Today I finished the first draft of a novel I've been working on for about six months, tenatively titled Human Blood. (Macabre, right? Hehe...)
I love writing first drafts. Not that it can't be challenging in and of itself, but the first draft is like a roller coaster to me: fun and exciting, and you have no idea what's coming next. I don't generally know much about my story when I start a first draft. I'll have a few vague ideas, but no clue how I'm putting them together. Maybe I'll know the beginning. Maybe I'll know the ending. But I never have any idea how I'm getting there.
When I started Human Blood, I had only one scene and one character. There was blood and death, but I had no idea how it happened or what it had to do with my narrator. Originally, I had envisioned it as a short-short, a teasing little piece of flash fiction. Six months and 94,000 words later, I clearly can't call it that anymore!
That all changed when I took the piece to a writer's group that I participate in. After I read it, I was peppered with questions about who my narrator was, why she acted the way she did, whether she was crazy or not, whether she was possessed, etc. (I wasn't offended by these questions. My narrator's behavior was, shall I say, a little outside the mainstream.) At the time, I didn't have any answers to these questions. But my mind--being the weird and strange place that it is--started to chew them over. And I started to write.

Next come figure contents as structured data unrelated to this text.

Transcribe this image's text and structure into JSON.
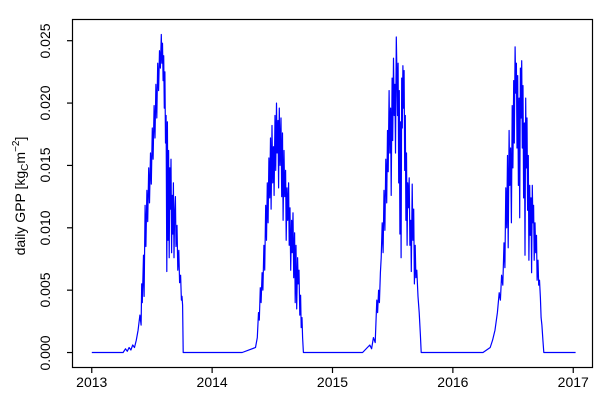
{
  "figure": {
    "background": "#ffffff",
    "box_color": "#000000",
    "tick_color": "#000000",
    "ylabel_parts": {
      "prefix": "daily GPP [kg",
      "sub": "C",
      "mid": "m",
      "sup": "−2",
      "suffix": "]"
    }
  },
  "chart_data": {
    "type": "line",
    "title": "",
    "xlabel": "",
    "ylabel": "daily GPP [kg_C m^-2]",
    "legend": null,
    "grid": false,
    "line_color": "#0000ff",
    "xlim": [
      2012.84,
      2017.16
    ],
    "ylim": [
      -0.0012,
      0.0267
    ],
    "xticks": [
      {
        "value": 2013,
        "label": "2013"
      },
      {
        "value": 2014,
        "label": "2014"
      },
      {
        "value": 2015,
        "label": "2015"
      },
      {
        "value": 2016,
        "label": "2016"
      },
      {
        "value": 2017,
        "label": "2017"
      }
    ],
    "yticks": [
      {
        "value": 0.0,
        "label": "0.000"
      },
      {
        "value": 0.005,
        "label": "0.005"
      },
      {
        "value": 0.01,
        "label": "0.010"
      },
      {
        "value": 0.015,
        "label": "0.015"
      },
      {
        "value": 0.02,
        "label": "0.020"
      },
      {
        "value": 0.025,
        "label": "0.025"
      }
    ],
    "series": [
      {
        "name": "daily GPP",
        "points": [
          [
            2013.0,
            0
          ],
          [
            2013.1,
            0
          ],
          [
            2013.2,
            0
          ],
          [
            2013.26,
            0
          ],
          [
            2013.28,
            0.0003
          ],
          [
            2013.295,
            0.0001
          ],
          [
            2013.31,
            0.0004
          ],
          [
            2013.325,
            0.0002
          ],
          [
            2013.34,
            0.0006
          ],
          [
            2013.355,
            0.0004
          ],
          [
            2013.37,
            0.001
          ],
          [
            2013.385,
            0.0018
          ],
          [
            2013.4,
            0.003
          ],
          [
            2013.41,
            0.0022
          ],
          [
            2013.415,
            0.0055
          ],
          [
            2013.42,
            0.004
          ],
          [
            2013.43,
            0.0078
          ],
          [
            2013.435,
            0.0045
          ],
          [
            2013.443,
            0.0118
          ],
          [
            2013.45,
            0.0085
          ],
          [
            2013.458,
            0.013
          ],
          [
            2013.465,
            0.0105
          ],
          [
            2013.473,
            0.0148
          ],
          [
            2013.48,
            0.012
          ],
          [
            2013.488,
            0.016
          ],
          [
            2013.495,
            0.0135
          ],
          [
            2013.503,
            0.018
          ],
          [
            2013.51,
            0.0155
          ],
          [
            2013.518,
            0.0198
          ],
          [
            2013.525,
            0.0172
          ],
          [
            2013.533,
            0.0215
          ],
          [
            2013.54,
            0.0188
          ],
          [
            2013.548,
            0.0232
          ],
          [
            2013.555,
            0.021
          ],
          [
            2013.563,
            0.0242
          ],
          [
            2013.57,
            0.0228
          ],
          [
            2013.578,
            0.0255
          ],
          [
            2013.583,
            0.0232
          ],
          [
            2013.588,
            0.0248
          ],
          [
            2013.593,
            0.0218
          ],
          [
            2013.598,
            0.0238
          ],
          [
            2013.603,
            0.0196
          ],
          [
            2013.608,
            0.0225
          ],
          [
            2013.613,
            0.0168
          ],
          [
            2013.618,
            0.019
          ],
          [
            2013.623,
            0.0065
          ],
          [
            2013.628,
            0.0185
          ],
          [
            2013.633,
            0.009
          ],
          [
            2013.638,
            0.0162
          ],
          [
            2013.643,
            0.0076
          ],
          [
            2013.648,
            0.0148
          ],
          [
            2013.653,
            0.0115
          ],
          [
            2013.658,
            0.0155
          ],
          [
            2013.663,
            0.008
          ],
          [
            2013.668,
            0.0126
          ],
          [
            2013.673,
            0.0095
          ],
          [
            2013.678,
            0.0136
          ],
          [
            2013.683,
            0.0076
          ],
          [
            2013.688,
            0.011
          ],
          [
            2013.695,
            0.0125
          ],
          [
            2013.7,
            0.0085
          ],
          [
            2013.708,
            0.0102
          ],
          [
            2013.715,
            0.0066
          ],
          [
            2013.723,
            0.0082
          ],
          [
            2013.73,
            0.0056
          ],
          [
            2013.738,
            0.0062
          ],
          [
            2013.745,
            0.0042
          ],
          [
            2013.75,
            0.0045
          ],
          [
            2013.755,
            0.0038
          ],
          [
            2013.76,
            0
          ],
          [
            2013.85,
            0
          ],
          [
            2014.0,
            0
          ],
          [
            2014.25,
            0
          ],
          [
            2014.36,
            0.0004
          ],
          [
            2014.375,
            0.0012
          ],
          [
            2014.385,
            0.0032
          ],
          [
            2014.392,
            0.0026
          ],
          [
            2014.4,
            0.0052
          ],
          [
            2014.407,
            0.004
          ],
          [
            2014.415,
            0.0064
          ],
          [
            2014.422,
            0.005
          ],
          [
            2014.43,
            0.0086
          ],
          [
            2014.437,
            0.0066
          ],
          [
            2014.445,
            0.0118
          ],
          [
            2014.452,
            0.009
          ],
          [
            2014.458,
            0.0136
          ],
          [
            2014.465,
            0.0104
          ],
          [
            2014.472,
            0.0156
          ],
          [
            2014.478,
            0.0124
          ],
          [
            2014.485,
            0.0172
          ],
          [
            2014.49,
            0.0115
          ],
          [
            2014.497,
            0.0182
          ],
          [
            2014.503,
            0.0136
          ],
          [
            2014.51,
            0.0165
          ],
          [
            2014.515,
            0.0126
          ],
          [
            2014.522,
            0.019
          ],
          [
            2014.528,
            0.0146
          ],
          [
            2014.535,
            0.02
          ],
          [
            2014.54,
            0.016
          ],
          [
            2014.547,
            0.0186
          ],
          [
            2014.552,
            0.0132
          ],
          [
            2014.558,
            0.0196
          ],
          [
            2014.565,
            0.015
          ],
          [
            2014.572,
            0.0188
          ],
          [
            2014.578,
            0.0125
          ],
          [
            2014.585,
            0.0176
          ],
          [
            2014.59,
            0.0106
          ],
          [
            2014.597,
            0.0162
          ],
          [
            2014.603,
            0.0125
          ],
          [
            2014.61,
            0.0146
          ],
          [
            2014.615,
            0.009
          ],
          [
            2014.622,
            0.0132
          ],
          [
            2014.628,
            0.0106
          ],
          [
            2014.635,
            0.0136
          ],
          [
            2014.64,
            0.0086
          ],
          [
            2014.647,
            0.0116
          ],
          [
            2014.653,
            0.0066
          ],
          [
            2014.66,
            0.0106
          ],
          [
            2014.665,
            0.008
          ],
          [
            2014.672,
            0.0112
          ],
          [
            2014.678,
            0.006
          ],
          [
            2014.685,
            0.0096
          ],
          [
            2014.69,
            0.004
          ],
          [
            2014.697,
            0.0086
          ],
          [
            2014.703,
            0.0035
          ],
          [
            2014.71,
            0.0076
          ],
          [
            2014.715,
            0.0055
          ],
          [
            2014.722,
            0.0066
          ],
          [
            2014.728,
            0.003
          ],
          [
            2014.735,
            0.0046
          ],
          [
            2014.74,
            0.002
          ],
          [
            2014.747,
            0.0028
          ],
          [
            2014.752,
            0.0012
          ],
          [
            2014.758,
            0
          ],
          [
            2014.85,
            0
          ],
          [
            2015.0,
            0
          ],
          [
            2015.25,
            0
          ],
          [
            2015.31,
            0.0006
          ],
          [
            2015.325,
            0.0003
          ],
          [
            2015.34,
            0.0012
          ],
          [
            2015.355,
            0.0008
          ],
          [
            2015.368,
            0.0042
          ],
          [
            2015.375,
            0.0032
          ],
          [
            2015.383,
            0.005
          ],
          [
            2015.39,
            0.004
          ],
          [
            2015.398,
            0.0064
          ],
          [
            2015.405,
            0.0076
          ],
          [
            2015.413,
            0.0104
          ],
          [
            2015.42,
            0.008
          ],
          [
            2015.428,
            0.013
          ],
          [
            2015.435,
            0.0098
          ],
          [
            2015.443,
            0.0155
          ],
          [
            2015.45,
            0.012
          ],
          [
            2015.457,
            0.0178
          ],
          [
            2015.463,
            0.0145
          ],
          [
            2015.47,
            0.021
          ],
          [
            2015.476,
            0.016
          ],
          [
            2015.483,
            0.0196
          ],
          [
            2015.488,
            0.0126
          ],
          [
            2015.495,
            0.022
          ],
          [
            2015.5,
            0.017
          ],
          [
            2015.507,
            0.0236
          ],
          [
            2015.513,
            0.019
          ],
          [
            2015.518,
            0.0215
          ],
          [
            2015.523,
            0.016
          ],
          [
            2015.53,
            0.0253
          ],
          [
            2015.535,
            0.0226
          ],
          [
            2015.54,
            0.019
          ],
          [
            2015.545,
            0.0232
          ],
          [
            2015.55,
            0.0136
          ],
          [
            2015.555,
            0.021
          ],
          [
            2015.56,
            0.0095
          ],
          [
            2015.565,
            0.0185
          ],
          [
            2015.57,
            0.0076
          ],
          [
            2015.575,
            0.022
          ],
          [
            2015.58,
            0.018
          ],
          [
            2015.585,
            0.023
          ],
          [
            2015.59,
            0.0196
          ],
          [
            2015.595,
            0.0226
          ],
          [
            2015.6,
            0.0146
          ],
          [
            2015.605,
            0.019
          ],
          [
            2015.61,
            0.0106
          ],
          [
            2015.615,
            0.016
          ],
          [
            2015.62,
            0.0086
          ],
          [
            2015.625,
            0.0136
          ],
          [
            2015.63,
            0.0116
          ],
          [
            2015.637,
            0.014
          ],
          [
            2015.643,
            0.0086
          ],
          [
            2015.65,
            0.0106
          ],
          [
            2015.655,
            0.0065
          ],
          [
            2015.662,
            0.0135
          ],
          [
            2015.668,
            0.009
          ],
          [
            2015.675,
            0.0115
          ],
          [
            2015.68,
            0.0055
          ],
          [
            2015.687,
            0.0086
          ],
          [
            2015.693,
            0.006
          ],
          [
            2015.7,
            0.0066
          ],
          [
            2015.71,
            0.0045
          ],
          [
            2015.72,
            0.0032
          ],
          [
            2015.73,
            0.0014
          ],
          [
            2015.737,
            0
          ],
          [
            2015.85,
            0
          ],
          [
            2016.0,
            0
          ],
          [
            2016.25,
            0
          ],
          [
            2016.31,
            0.0004
          ],
          [
            2016.33,
            0.001
          ],
          [
            2016.35,
            0.0018
          ],
          [
            2016.37,
            0.0032
          ],
          [
            2016.385,
            0.0048
          ],
          [
            2016.395,
            0.0042
          ],
          [
            2016.405,
            0.0062
          ],
          [
            2016.415,
            0.0054
          ],
          [
            2016.425,
            0.0088
          ],
          [
            2016.432,
            0.0068
          ],
          [
            2016.44,
            0.0132
          ],
          [
            2016.447,
            0.01
          ],
          [
            2016.454,
            0.0158
          ],
          [
            2016.46,
            0.0084
          ],
          [
            2016.467,
            0.0178
          ],
          [
            2016.473,
            0.0134
          ],
          [
            2016.48,
            0.0164
          ],
          [
            2016.486,
            0.0104
          ],
          [
            2016.493,
            0.0198
          ],
          [
            2016.499,
            0.0148
          ],
          [
            2016.505,
            0.0218
          ],
          [
            2016.51,
            0.0168
          ],
          [
            2016.517,
            0.0245
          ],
          [
            2016.523,
            0.0208
          ],
          [
            2016.528,
            0.0232
          ],
          [
            2016.533,
            0.0164
          ],
          [
            2016.539,
            0.0222
          ],
          [
            2016.544,
            0.0134
          ],
          [
            2016.55,
            0.0204
          ],
          [
            2016.555,
            0.0108
          ],
          [
            2016.561,
            0.0228
          ],
          [
            2016.566,
            0.0188
          ],
          [
            2016.572,
            0.0234
          ],
          [
            2016.577,
            0.0164
          ],
          [
            2016.583,
            0.0214
          ],
          [
            2016.588,
            0.0124
          ],
          [
            2016.594,
            0.0184
          ],
          [
            2016.599,
            0.0078
          ],
          [
            2016.605,
            0.0204
          ],
          [
            2016.61,
            0.0148
          ],
          [
            2016.616,
            0.0188
          ],
          [
            2016.621,
            0.0114
          ],
          [
            2016.627,
            0.0158
          ],
          [
            2016.632,
            0.0074
          ],
          [
            2016.638,
            0.0134
          ],
          [
            2016.643,
            0.0094
          ],
          [
            2016.649,
            0.0124
          ],
          [
            2016.654,
            0.0064
          ],
          [
            2016.66,
            0.0134
          ],
          [
            2016.665,
            0.0104
          ],
          [
            2016.671,
            0.0118
          ],
          [
            2016.676,
            0.0074
          ],
          [
            2016.682,
            0.0104
          ],
          [
            2016.688,
            0.008
          ],
          [
            2016.695,
            0.0094
          ],
          [
            2016.7,
            0.0058
          ],
          [
            2016.707,
            0.0074
          ],
          [
            2016.713,
            0.0054
          ],
          [
            2016.72,
            0.0058
          ],
          [
            2016.727,
            0.0044
          ],
          [
            2016.733,
            0.0028
          ],
          [
            2016.74,
            0.0022
          ],
          [
            2016.748,
            0.001
          ],
          [
            2016.755,
            0
          ],
          [
            2016.85,
            0
          ],
          [
            2017.0,
            0
          ],
          [
            2017.02,
            0
          ]
        ]
      }
    ]
  }
}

So when I say that I had absolutely no idea where the story was going when I started, I'm not kidding. Writing the first draft has been a big, exciting adventure for me. You open up that MS Word file for the first time, and the possibilities are limitless. All avenues are open to you. The sky's the limit!
But if first drafting is a big, exciting adventure, revising is like solving a Rubix cube or a Soduku puzzle--neither of which I'm any good at! Six months ago I had no idea where the story was going. Now, I know exactly who these characters are and why they've acted the way they did. But I know the story has rough spots; I already have a sense of what some of them are, and I'm going to work on them. Others, I won't figure out until someone actually reads the story. But the possibilities are no longer endless. To make this story stronger, I have to work within the framework of what I've already created.
So maybe the Rubix cube and Soduku puzzle weren't the best metaphors. It's more like Jenga--that game where you attempt to remove individual blocks from a tower without knocking over the rest. It's one thing to copy edit and wordsmith. It's another to change entire scenes. If I change a scene on page 50, how is that going to affect how things play out on page 200? How can I do this without messing up the rest of the story? Jenga. Also, there's no one right way to do it. What doesn't work for one reader might be the best part of the story for another. Who's right? Who's wrong? What do I do to keep from strangling people? Revision, for me, is scary and frustrating and makes me want to pull my hair out.
But I know this is a necessary part of the process, and I know if I want to make that transition from "hobbyist" to "professional," it's something I must do. So I'll suck it up, and I'll do the best I can. And meanwhile, I may work on another first draft just to break some of the tension inherent to my revision process. I have another idea bouncing around in my head, and it's a little lighter and funnier than the one I've been working on.
Something tells me "light" and "funny" are exactly what I'm going to need while I'm revising.